From the mid-1980s UCT applied a corrective action policy based upon real disadvantage students had suffered at the hands of apartheid discrimination (but not, on principle, on race). The university pursued this policy of ‘equal opportunity affirmative action' up until the mid-1990s. According to its pre-1996 mission statement UCT strove "to maintain a strong tradition of non-discrimination in regard to race" both in the constitution of its student body and in the selection and promotion of its academic and administrative staff. Students would be selected on merit, although special criteria would be used to identify disadvantaged students with potential, and they would be given extra assistance to help them succeed.
In 1994 the African National Congress came to power and increasingly asserted, under Thabo Mbeki's leadership, its African nationalist agenda. Like many other racialist movements through history it made the demand that the universities, along with all other sectors of society, limit the proportion of minorities to their percentage of the population.

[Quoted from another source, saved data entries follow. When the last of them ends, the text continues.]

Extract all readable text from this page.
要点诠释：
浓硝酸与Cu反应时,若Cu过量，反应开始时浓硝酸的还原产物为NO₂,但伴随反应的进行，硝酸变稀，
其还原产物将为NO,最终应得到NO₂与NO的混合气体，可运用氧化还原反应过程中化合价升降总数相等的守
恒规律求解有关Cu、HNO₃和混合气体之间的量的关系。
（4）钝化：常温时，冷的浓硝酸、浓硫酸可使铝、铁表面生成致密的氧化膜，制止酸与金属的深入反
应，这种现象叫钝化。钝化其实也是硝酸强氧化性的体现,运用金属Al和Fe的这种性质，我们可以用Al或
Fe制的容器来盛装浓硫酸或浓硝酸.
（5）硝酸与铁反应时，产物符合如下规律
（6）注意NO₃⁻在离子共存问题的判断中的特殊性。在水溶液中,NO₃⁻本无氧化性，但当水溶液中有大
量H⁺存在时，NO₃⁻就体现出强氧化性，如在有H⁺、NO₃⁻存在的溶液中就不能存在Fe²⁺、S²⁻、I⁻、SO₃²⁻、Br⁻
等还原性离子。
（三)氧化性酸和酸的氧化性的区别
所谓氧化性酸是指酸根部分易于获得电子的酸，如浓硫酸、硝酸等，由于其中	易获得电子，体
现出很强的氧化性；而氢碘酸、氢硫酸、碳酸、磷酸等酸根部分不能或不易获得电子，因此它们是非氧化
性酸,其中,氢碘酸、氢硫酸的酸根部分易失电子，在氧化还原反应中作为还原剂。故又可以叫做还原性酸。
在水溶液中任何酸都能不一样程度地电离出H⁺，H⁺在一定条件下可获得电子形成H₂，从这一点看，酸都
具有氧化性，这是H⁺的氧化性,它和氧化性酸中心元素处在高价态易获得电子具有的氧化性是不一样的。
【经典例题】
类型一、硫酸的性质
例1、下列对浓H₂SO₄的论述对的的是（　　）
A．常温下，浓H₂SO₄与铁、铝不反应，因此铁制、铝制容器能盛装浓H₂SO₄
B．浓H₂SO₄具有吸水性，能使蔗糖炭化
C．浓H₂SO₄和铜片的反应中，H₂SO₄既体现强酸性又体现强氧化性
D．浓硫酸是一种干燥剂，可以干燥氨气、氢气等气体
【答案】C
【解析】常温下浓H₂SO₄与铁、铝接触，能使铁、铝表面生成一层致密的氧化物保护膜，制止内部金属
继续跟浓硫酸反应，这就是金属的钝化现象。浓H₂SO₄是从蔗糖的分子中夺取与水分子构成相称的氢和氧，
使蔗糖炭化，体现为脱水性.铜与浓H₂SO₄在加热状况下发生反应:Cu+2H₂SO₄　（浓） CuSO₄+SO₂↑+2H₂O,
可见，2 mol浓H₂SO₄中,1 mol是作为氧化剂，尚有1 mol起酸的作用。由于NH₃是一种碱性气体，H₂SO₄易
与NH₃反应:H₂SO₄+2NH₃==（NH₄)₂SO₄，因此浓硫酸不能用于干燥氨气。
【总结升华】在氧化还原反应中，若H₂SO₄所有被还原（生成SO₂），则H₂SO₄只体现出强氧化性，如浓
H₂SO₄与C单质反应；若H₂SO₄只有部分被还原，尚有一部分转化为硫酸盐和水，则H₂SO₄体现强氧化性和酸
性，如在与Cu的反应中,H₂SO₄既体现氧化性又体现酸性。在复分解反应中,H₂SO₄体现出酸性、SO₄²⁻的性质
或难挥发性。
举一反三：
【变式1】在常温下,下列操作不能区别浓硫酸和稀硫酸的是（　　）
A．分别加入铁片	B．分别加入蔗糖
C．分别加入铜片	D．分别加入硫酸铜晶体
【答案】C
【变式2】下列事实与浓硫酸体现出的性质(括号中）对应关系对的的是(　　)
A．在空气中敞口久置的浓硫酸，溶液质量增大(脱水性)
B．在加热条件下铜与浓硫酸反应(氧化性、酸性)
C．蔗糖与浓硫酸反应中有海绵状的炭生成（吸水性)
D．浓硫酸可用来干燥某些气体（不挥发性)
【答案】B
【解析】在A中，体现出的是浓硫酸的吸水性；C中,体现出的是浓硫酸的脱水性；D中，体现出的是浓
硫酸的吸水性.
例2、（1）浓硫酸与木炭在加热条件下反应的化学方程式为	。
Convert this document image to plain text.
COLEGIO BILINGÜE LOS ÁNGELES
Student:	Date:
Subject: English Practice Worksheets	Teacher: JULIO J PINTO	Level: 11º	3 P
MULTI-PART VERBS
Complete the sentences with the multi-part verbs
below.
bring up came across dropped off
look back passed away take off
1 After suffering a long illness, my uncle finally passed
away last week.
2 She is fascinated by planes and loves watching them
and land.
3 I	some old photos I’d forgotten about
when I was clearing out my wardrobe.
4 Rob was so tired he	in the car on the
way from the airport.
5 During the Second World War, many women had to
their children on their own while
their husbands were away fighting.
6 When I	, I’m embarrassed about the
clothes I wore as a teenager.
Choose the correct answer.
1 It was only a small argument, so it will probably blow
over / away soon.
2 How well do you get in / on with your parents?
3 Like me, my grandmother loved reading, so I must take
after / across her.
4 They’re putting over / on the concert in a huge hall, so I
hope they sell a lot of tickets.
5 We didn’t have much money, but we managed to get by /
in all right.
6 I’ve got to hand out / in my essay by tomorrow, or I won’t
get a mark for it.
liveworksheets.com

Instead of resisting or opposing this principle UCT adopted it as its own. Where it moderated it, and balanced it against other competing considerations, was in its application. This may have been a shrewd decision, politically and tactically, given the power of the ANC, and its racial demands, at the time. (UCT does seem to have done much better than some other universities in manoeuvring, albeit in a somewhat slimy way, through the transition.)
But its decision to place race at the centre of its admissions policy, and apply (in all but name) racial quotas, represents a complete betrayal of the principles it once invoked in the struggle against Apartheid-era discrimination.
Perhaps more importantly it represents a profound intellectual failure. The contribution of our universities to public debate in South Africa, over the past decade, has been pathetic.
Perhaps the main reason for this was that so many academics simply floated along, as UCT did as an institution, with the tide of the ascendant racial nationalism. South Africa is now dealing with destructive consequences of that project. It is difficult to see what contribution UCT can make to understanding and correcting these, for as long as it clings to the odious racial principle that lay at the heart of it.